You can also find fabric with the little rubber bumps (like on a child's sleep outfit with the feet) at the fabric stores.

I see a lot more hardware stores are putting up those bins with all the misc. specialty hardware. If a store near you has these, you can often find copper rivets (used in leather making) or those lightweight aluminum screws that have a corresponding threaded half (I have no idea what they're called). The threaded half is a shaft with a flat head on one end.
I ground down the screw and threaded shaft until I had the length I needed for my baby eagle holster.
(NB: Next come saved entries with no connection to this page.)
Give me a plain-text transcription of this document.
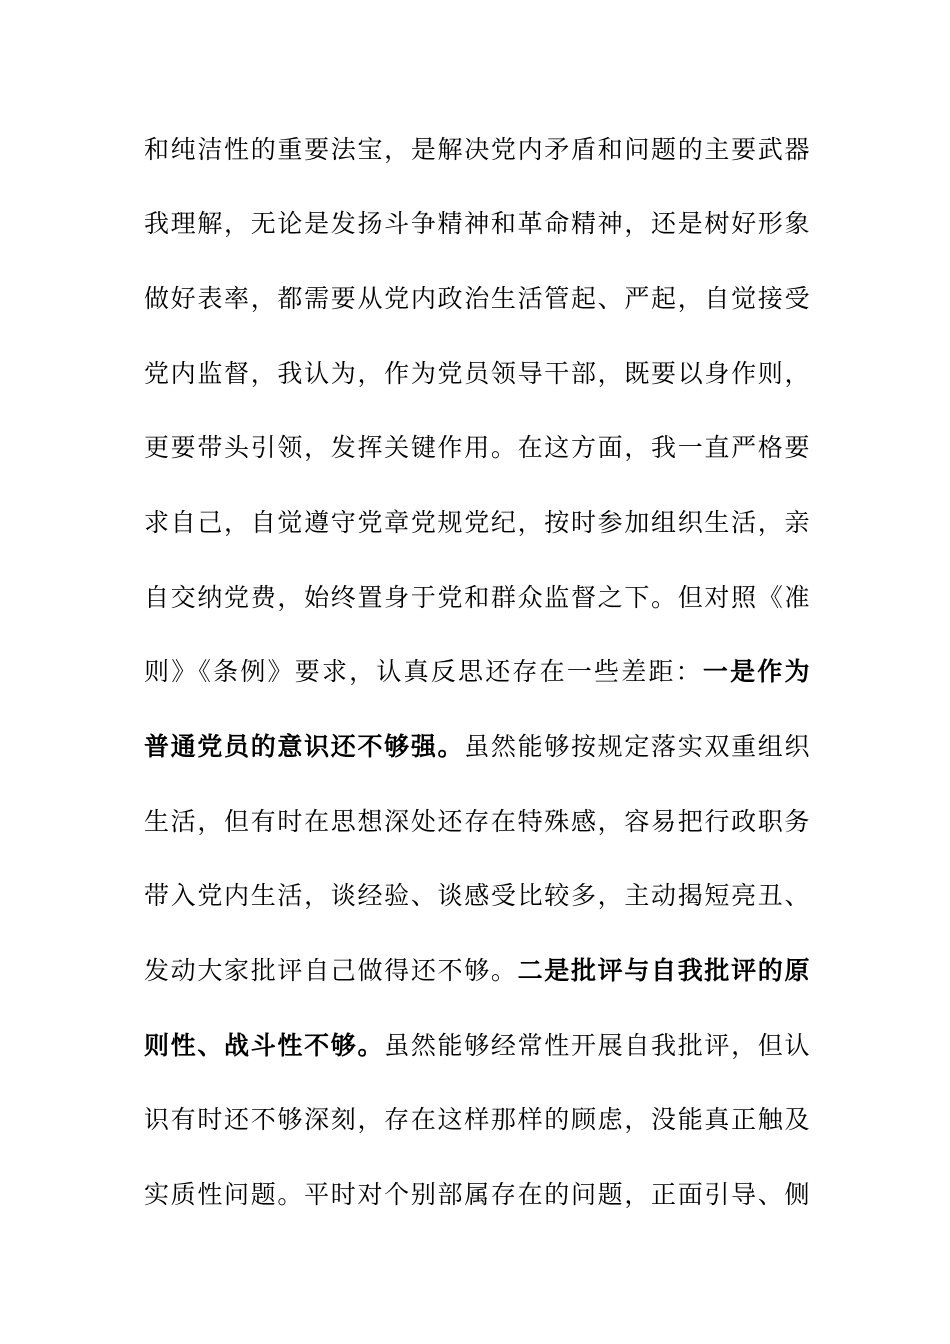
和纯洁性的重要法宝，是解决党内矛盾和问题的主要武器
我理解，无论是发扬斗争精神和革命精神，还是树好形象
做好表率，都需要从党内政治生活管起、严起，自觉接受
党内监督，我认为，作为党员领导干部，既要以身作则，
更要带头引领，发挥关键作用。在这方面，我一直严格要
求自己，自觉遵守党章党规党纪，按时参加组织生活，亲
自交纳党费，始终置身于党和群众监督之下。但对照《准
则》《条例》要求，认真反思还存在一些差距：一是作为
普通党员的意识还不够强。虽然能够按规定落实双重组织
生活，但有时在思想深处还存在特殊感，容易把行政职务
带入党内生活，谈经验、谈感受比较多，主动揭短亮丑、
发动大家批评自己做得还不够。二是批评与自我批评的原
则性、战斗性不够。虽然能够经常性开展自我批评，但认
识有时还不够深刻，存在这样那样的顾虑，没能真正触及
实质性问题。平时对个别部属存在的问题，正面引导、侧
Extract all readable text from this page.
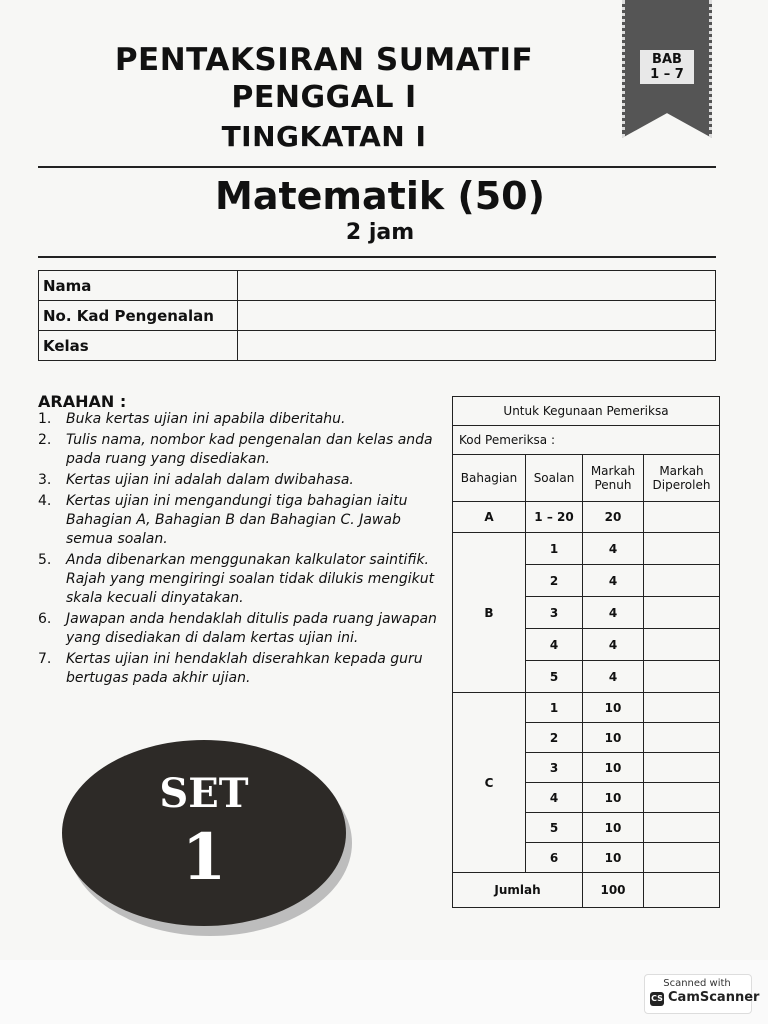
PENTAKSIRAN SUMATIF
PENGGAL I
TINGKATAN I
BAB
1 – 7
Matematik (50)
2 jam
Nama	
No. Kad Pengenalan	
Kelas	
ARAHAN :
1. Buka kertas ujian ini apabila diberitahu.
2. Tulis nama, nombor kad pengenalan dan kelas anda pada ruang yang disediakan.
3. Kertas ujian ini adalah dalam dwibahasa.
4. Kertas ujian ini mengandungi tiga bahagian iaitu Bahagian A, Bahagian B dan Bahagian C. Jawab semua soalan.
5. Anda dibenarkan menggunakan kalkulator saintifik. Rajah yang mengiringi soalan tidak dilukis mengikut skala kecuali dinyatakan.
6. Jawapan anda hendaklah ditulis pada ruang jawapan yang disediakan di dalam kertas ujian ini.
7. Kertas ujian ini hendaklah diserahkan kepada guru bertugas pada akhir ujian.
Untuk Kegunaan Pemeriksa			
Kod Pemeriksa :			
Bahagian	Soalan	Markah Penuh	Markah Diperoleh
A	1 – 20	20	
B	1	4	
	2	4	
	3	4	
	4	4	
	5	4	
C	1	10	
	2	10	
	3	10	
	4	10	
	5	10	
	6	10	
Jumlah		100	
SET
1
Scanned with
CS CamScanner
A little locktite and it keeps the kydex together really well.

I found a website that has these fasteners as well as others
www.eleathersupply.com/fasteners.shtml
I was trying to describe what they call 'chicago screws'.
Link Posted: 3/4/2006 9:26:24 AM EDT
www.northcoastknives.com/northcoast_knives_tutorials_kydexsheath2.htm

Same thing more or less for a gun I imagine?
Link Posted: 3/4/2006 10:06:00 AM EDT
Been doinit for a couple of years now and it does become compulsive.I gotta start chargin my buddies so i can at least cover the cost of supplies.For me finding Kydex was the hard part.I like my IWB for my g22 cause i got fenders(lovehandles)and i do mine with a pinch guard.As far as saving money,no way.Uncle mikes and a few others out there are dirt CHEAP.